Step 1: Set up your document
Begin a new document with a Notes page to serve as a title page (and also to hide the live program running everything else). Use Doc > Page Layout > Select Layout > Layout 3 to split the page horizontally. Make the new window also a Notes window. We will come back to this later.
Insert a new page (ctrl-Doc) and split this page vertically, as shown. Choose a Geometry application for the left window (this will house the slider for the variable n) and choose a Notes page for the right. Insert a slider into the Geometry window and right-click (ctrl-menu on the handheld) to access the Settings. Adjust these as shown.
Finally, use Doc >Page Layout>Custom Split to change the proportion of the windows - maximise the Notes and make the Geometry window as thin as possible. This will result in a layout as shown.
Now we are ready to write the small program that will make the magic happen!
Step 2: Writing the Hundreds Program
Insert a new page, then use Doc>Insert>Program Editor>New to create a new program. Call it hundreds and press OK.
It is generally good practise to begin by defining variables as Local, so that they do not "survive" the running of the program and stay around and clutter things up! So begin by defining a variable k as Local (menu>Define Variables>Local).
We will begin by defining a list of numbers from 1 to 100: list := Seq(k,k,1,100)
We now use a neat command from the Catalog called List>Matrix which converts that list into a 10 column matrix which we will call display: display := List>Matrix(list, 10)
Press ctrl-b to Check Syntax and Store this program. Go back to your Notes window on the previous page. Press ctrl-m to Insert a MathBox: type display and press enter. You should see your 10x10 hundreds chart.
Right-click (ctrl-menu on the handheld) anywhere in the MathBox and choose MathBox Attributes. Change the first drop-down menu from Show Input and Output to Hide Input. Press enter. Now if you press ESC to exit the MathBox, you will see the display disappear and be left with just the 10x10 matrix.
Change the value of the slider - nothing happens because we have not yet told it to do anything.
Now for the fun part! First a lesson about lists. If you insert a Calculator window, and define a list such as list1:={1,4,9,16,25}. Now type list1[3] and press enter. What you get is the third element of list1. So a list name followed by brackets with a number gives that term of the list.

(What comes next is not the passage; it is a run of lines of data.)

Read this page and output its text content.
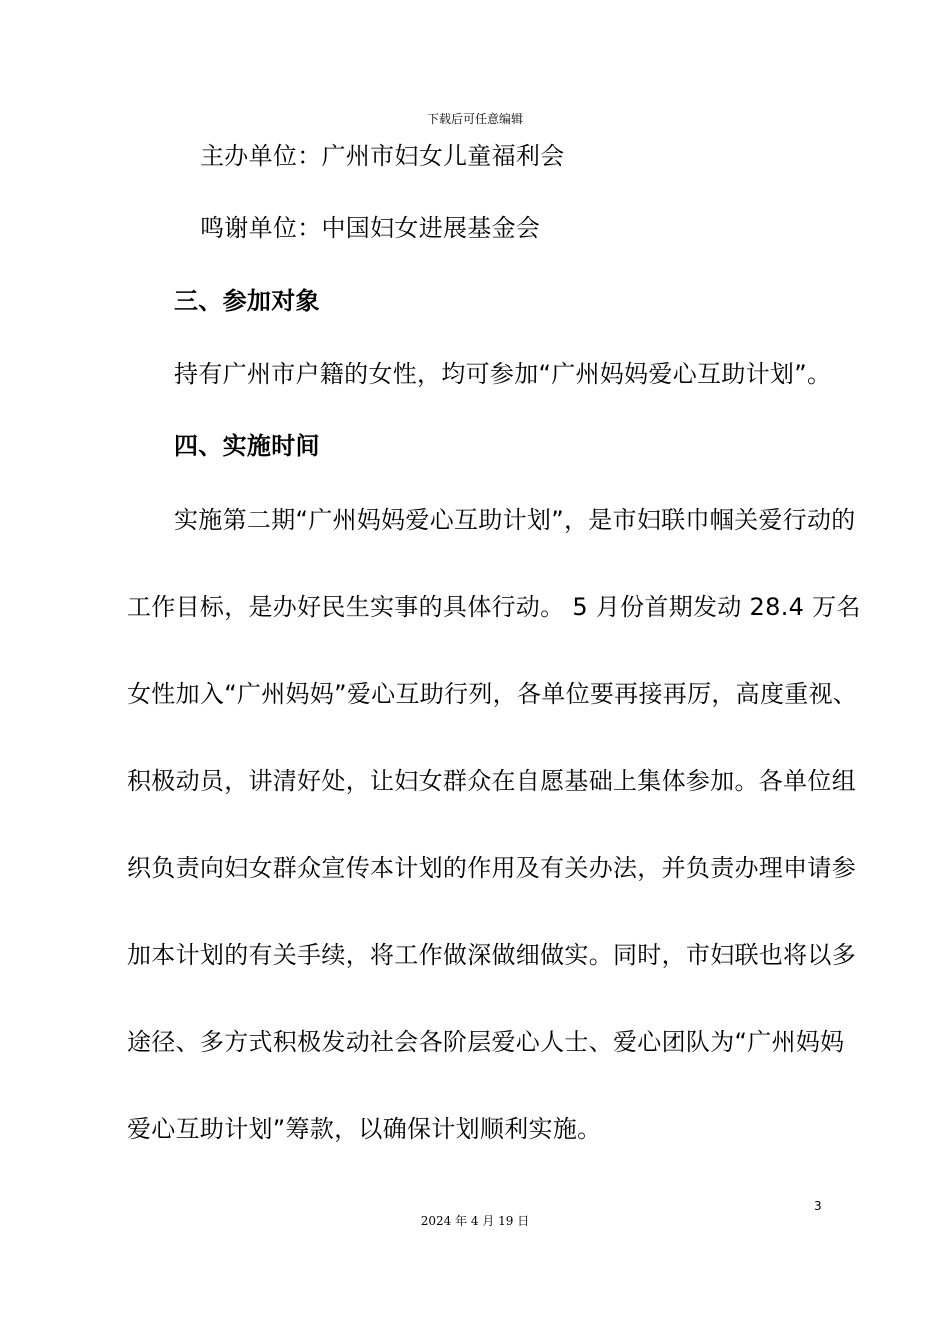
下载后可任意编辑
主办单位：广州市妇女儿童福利会
鸣谢单位：中国妇女进展基金会
三、参加对象
持有广州市户籍的女性，均可参加“广州妈妈爱心互助计划”。
四、实施时间
实施第二期“广州妈妈爱心互助计划”，是市妇联巾帼关爱行动的
工作目标，是办好民生实事的具体行动。 5 月份首期发动 28.4 万名
女性加入“广州妈妈”爱心互助行列，各单位要再接再厉，高度重视、
积极动员，讲清好处，让妇女群众在自愿基础上集体参加。各单位组
织负责向妇女群众宣传本计划的作用及有关办法，并负责办理申请参
加本计划的有关手续，将工作做深做细做实。同时，市妇联也将以多
途径、多方式积极发动社会各阶层爱心人士、爱心团队为“广州妈妈
爱心互助计划”筹款，以确保计划顺利实施。
3
2024 年 4 月 19 日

The second ingredient we need is a test to see if a number is divisible by n. There are several ways to do this, but one of the nicest uses the mod function: In the Calculator, type mod(5,2) and see that you get 3. In other words, what is the remainder when 5 is divided by 2?
We can now make our program dynamic using an If..Then..Else..EndIf
Create a For..EndFor loop to run a dummy variable (say, k) from 1 to 100. If k is divisible by n then make no shape. If not, then suppress the display by showing the underscore (the void in TI-Nspire). (Get the "not equal to" symbol from the Symbols Palette or on the handheld, press ctrl-=). See this on the screenshot.
Now when you change the value of the slider n the hundreds chart will display all the multiples of n and students can observe the patterns for different values.